Insider deals investigated at Planet Hollywood

ORLANDO, Fla. -- Planet Hollywood International Inc. wrote off $5 million in loans to celebrities and created a "tangled web" of insider deals that benefited top executives and other insiders, an independent review of the bankrupt company shows.

The once high-flying restaurant company, which counted Arnold Schwarzenegger, Bruce Willis, Demi Moore and Sylvester Stallone as celebrity backers, is now struggling to emerge from bankruptcy for a second time in two years.

The company operates a restaurant on the Las Vegas Strip at the Forum Shops at Caesars, but has abandoned plans to build a Las Vegas hotel-casino.

The independent examiner's report, ordered by the court at the request of the company's unsecured creditors who are owed $20 million, was filed Monday in U.S. Bankruptcy Court in Orlando.
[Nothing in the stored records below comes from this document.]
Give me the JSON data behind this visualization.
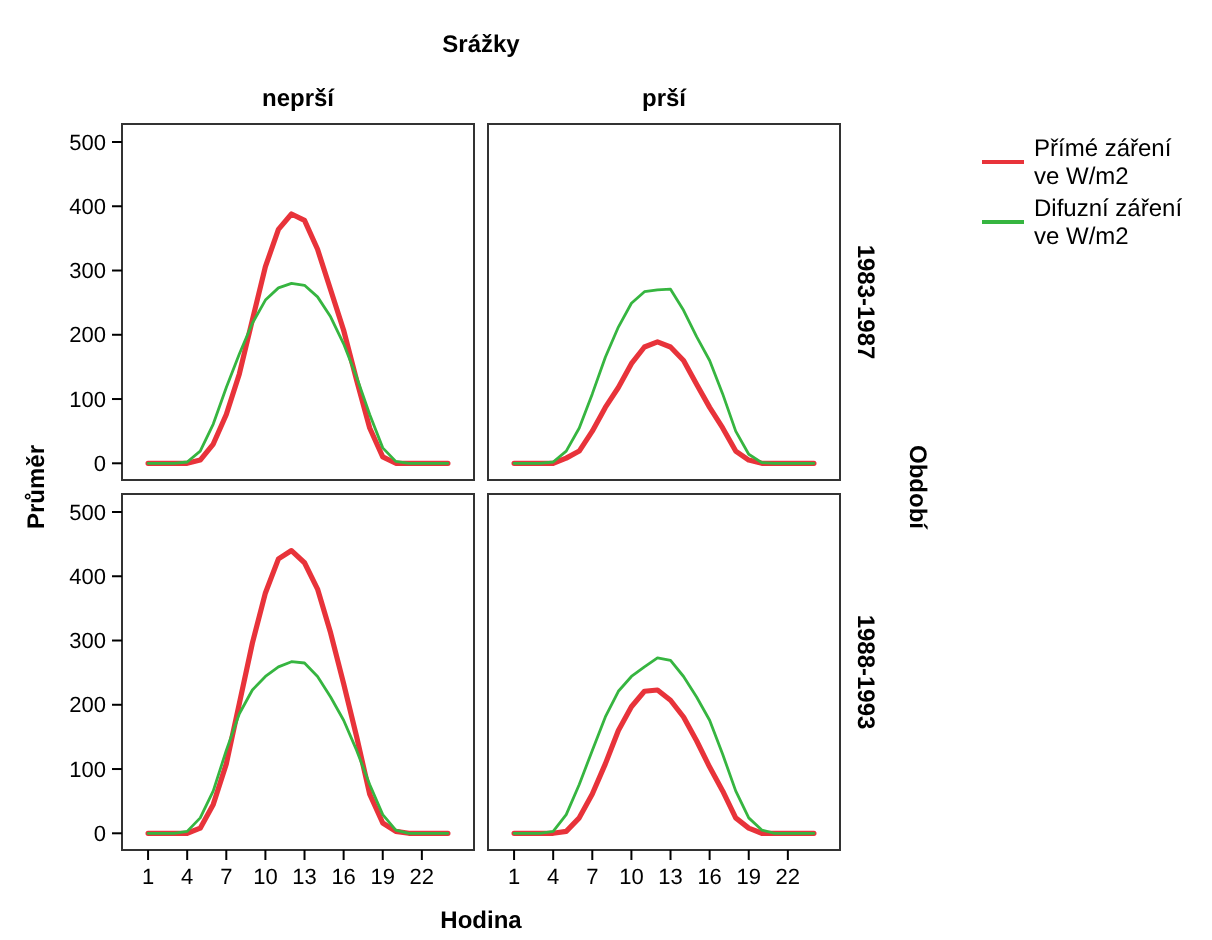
{
  "chart_data": [
    {
      "type": "line",
      "title": "neprší",
      "ylabel": "Průměr",
      "annotations": [
        "Srážky"
      ],
      "x": [
        1,
        2,
        3,
        4,
        5,
        6,
        7,
        8,
        9,
        10,
        11,
        12,
        13,
        14,
        15,
        16,
        17,
        18,
        19,
        20,
        21,
        22,
        23,
        24
      ],
      "xlim": [
        -1,
        26
      ],
      "ylim": [
        -26,
        528
      ],
      "yticks": [
        0,
        100,
        200,
        300,
        400,
        500
      ],
      "tick_labels": "y",
      "legend": "right",
      "series": [
        {
          "name": "Přímé záření ve W/m2",
          "color": "#e8333a",
          "values": [
            0,
            0,
            0,
            0,
            5,
            30,
            76,
            139,
            223,
            306,
            364,
            388,
            378,
            333,
            270,
            207,
            129,
            55,
            10,
            0,
            0,
            0,
            0,
            0
          ]
        },
        {
          "name": "Difuzní záření ve W/m2",
          "color": "#36b540",
          "values": [
            0,
            0,
            0,
            2,
            19,
            61,
            118,
            170,
            218,
            254,
            273,
            280,
            277,
            259,
            228,
            186,
            134,
            76,
            24,
            3,
            0,
            0,
            0,
            0
          ]
        }
      ]
    },
    {
      "type": "line",
      "title": "prší",
      "y2label": "1983-1987",
      "annotations": [
        "Období"
      ],
      "x": [
        1,
        2,
        3,
        4,
        5,
        6,
        7,
        8,
        9,
        10,
        11,
        12,
        13,
        14,
        15,
        16,
        17,
        18,
        19,
        20,
        21,
        22,
        23,
        24
      ],
      "xlim": [
        -1,
        26
      ],
      "ylim": [
        -26,
        528
      ],
      "tick_labels": false,
      "series": [
        {
          "color": "#e8333a",
          "values": [
            0,
            0,
            0,
            0,
            8,
            19,
            50,
            87,
            118,
            155,
            181,
            189,
            181,
            160,
            123,
            87,
            55,
            19,
            5,
            0,
            0,
            0,
            0,
            0
          ]
        },
        {
          "color": "#36b540",
          "values": [
            0,
            0,
            0,
            2,
            19,
            55,
            108,
            165,
            212,
            249,
            267,
            270,
            271,
            238,
            197,
            160,
            108,
            50,
            14,
            1,
            0,
            0,
            0,
            0
          ]
        }
      ]
    },
    {
      "type": "line",
      "xlabel": "Hodina",
      "x": [
        1,
        2,
        3,
        4,
        5,
        6,
        7,
        8,
        9,
        10,
        11,
        12,
        13,
        14,
        15,
        16,
        17,
        18,
        19,
        20,
        21,
        22,
        23,
        24
      ],
      "xlim": [
        -1,
        26
      ],
      "xticks": [
        1,
        4,
        7,
        10,
        13,
        16,
        19,
        22
      ],
      "ylim": [
        -26,
        528
      ],
      "yticks": [
        0,
        100,
        200,
        300,
        400,
        500
      ],
      "series": [
        {
          "color": "#e8333a",
          "values": [
            0,
            0,
            0,
            0,
            8,
            45,
            108,
            202,
            296,
            374,
            427,
            440,
            421,
            380,
            312,
            233,
            150,
            61,
            16,
            3,
            0,
            0,
            0,
            0
          ]
        },
        {
          "color": "#36b540",
          "values": [
            0,
            0,
            0,
            3,
            24,
            66,
            129,
            186,
            223,
            244,
            259,
            267,
            265,
            244,
            212,
            176,
            129,
            76,
            29,
            5,
            0,
            0,
            0,
            0
          ]
        }
      ]
    },
    {
      "type": "line",
      "y2label": "1988-1993",
      "x": [
        1,
        2,
        3,
        4,
        5,
        6,
        7,
        8,
        9,
        10,
        11,
        12,
        13,
        14,
        15,
        16,
        17,
        18,
        19,
        20,
        21,
        22,
        23,
        24
      ],
      "xlim": [
        -1,
        26
      ],
      "xticks": [
        1,
        4,
        7,
        10,
        13,
        16,
        19,
        22
      ],
      "ylim": [
        -26,
        528
      ],
      "tick_labels": "x",
      "series": [
        {
          "color": "#e8333a",
          "values": [
            0,
            0,
            0,
            0,
            3,
            24,
            61,
            108,
            160,
            197,
            221,
            223,
            207,
            181,
            144,
            103,
            66,
            24,
            8,
            0,
            0,
            0,
            0,
            0
          ]
        },
        {
          "color": "#36b540",
          "values": [
            0,
            0,
            0,
            3,
            29,
            76,
            129,
            181,
            221,
            244,
            259,
            273,
            269,
            244,
            212,
            176,
            123,
            66,
            24,
            5,
            0,
            0,
            0,
            0
          ]
        }
      ]
    }
  ]
}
The names of celebrities who had loans forgiven weren't made public.

The examiner, Soneet R. Kapila, criticized Planet Hollywood's founders, CEO Robert Earl and Keith Barrish, for being too chummy with the celebrities.
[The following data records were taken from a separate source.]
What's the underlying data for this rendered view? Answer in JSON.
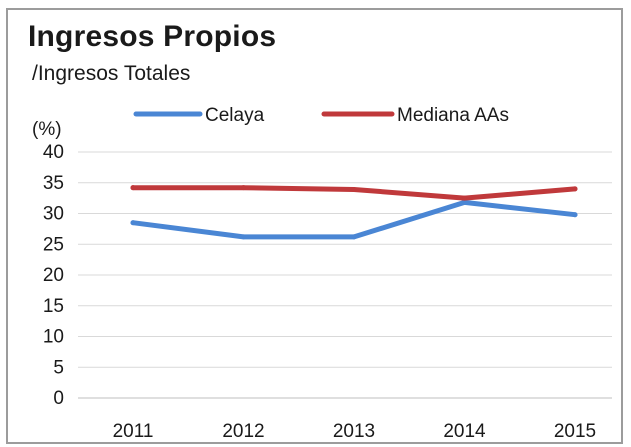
{
  "chart_data": {
    "type": "line",
    "title": "Ingresos Propios",
    "subtitle": "/Ingresos Totales",
    "ylabel": "(%)",
    "xlabel": "",
    "categories": [
      "2011",
      "2012",
      "2013",
      "2014",
      "2015"
    ],
    "yticks": [
      "0",
      "5",
      "10",
      "15",
      "20",
      "25",
      "30",
      "35",
      "40"
    ],
    "ylim": [
      0,
      40
    ],
    "grid": true,
    "legend_position": "top",
    "series": [
      {
        "name": "Celaya",
        "color": "#4a86d4",
        "values": [
          28.5,
          26.2,
          26.2,
          31.8,
          29.8
        ]
      },
      {
        "name": "Mediana AAs",
        "color": "#c0393b",
        "values": [
          34.2,
          34.2,
          33.9,
          32.5,
          34.0
        ]
      }
    ]
  }
}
"It would appear that both Earl and Barrish were more concerned with preserving their personal relationships with the celebrities at the expense of the business, creditors and shareholders," Kapila wrote.

The Orlando-based company might have been able to recover the loans if executives hadn't decided to write them off, the 57-page report said.

The celebrity backers had been given shares of Planet Hollywood, a themed restaurant that relies on movie memorabilia and star appearances, when the company went public in 1996, but many of them later wanted to divest their shares.

Planet Hollywood's IPO shares sold for $18 apiece in October 1996 and traded in the low $30 range later that year.

To avoid bad publicity from celebrity sales, Planet Hollywood helped the celebrities arrange loans secured against the company's stock. Later, the company "effectively stepped into the shoes of the financial institution" and posted the full value of the loans, the report said.

Earl and Planet Hollywood's bankruptcy attorney, Scott Shuker, said the company didn't recover the loans because they were backed by stock that is now worthless and the loans were written off the first time the company filed for bankruptcy.

"We didn't have the opportunity to recover them," Earl said Tuesday from London.

Moreover, trying to recover the loans would be a bad business decision for a company reliant on celebrities, Shuker said.

"You're trying to keep these people happy at a time the company isn't performing," Shuker said. "When you start suing their friends, it's not a good idea."

A legal analysis is needed to see whether the loans constitute fraud or whether there was management misconduct on other matters, Kapila said.

Earl and chief financial officer Tom Avallone made sweetheart deals for themselves and others by creating a "tangled web" of arrangements between the company and franchises that were owned or controlled by the executives or board members, according to the report.

The report faulted Planet Hollywood managers for being ineffective in collecting fees from franchises, many of which were owned or controlled by company officers and directors.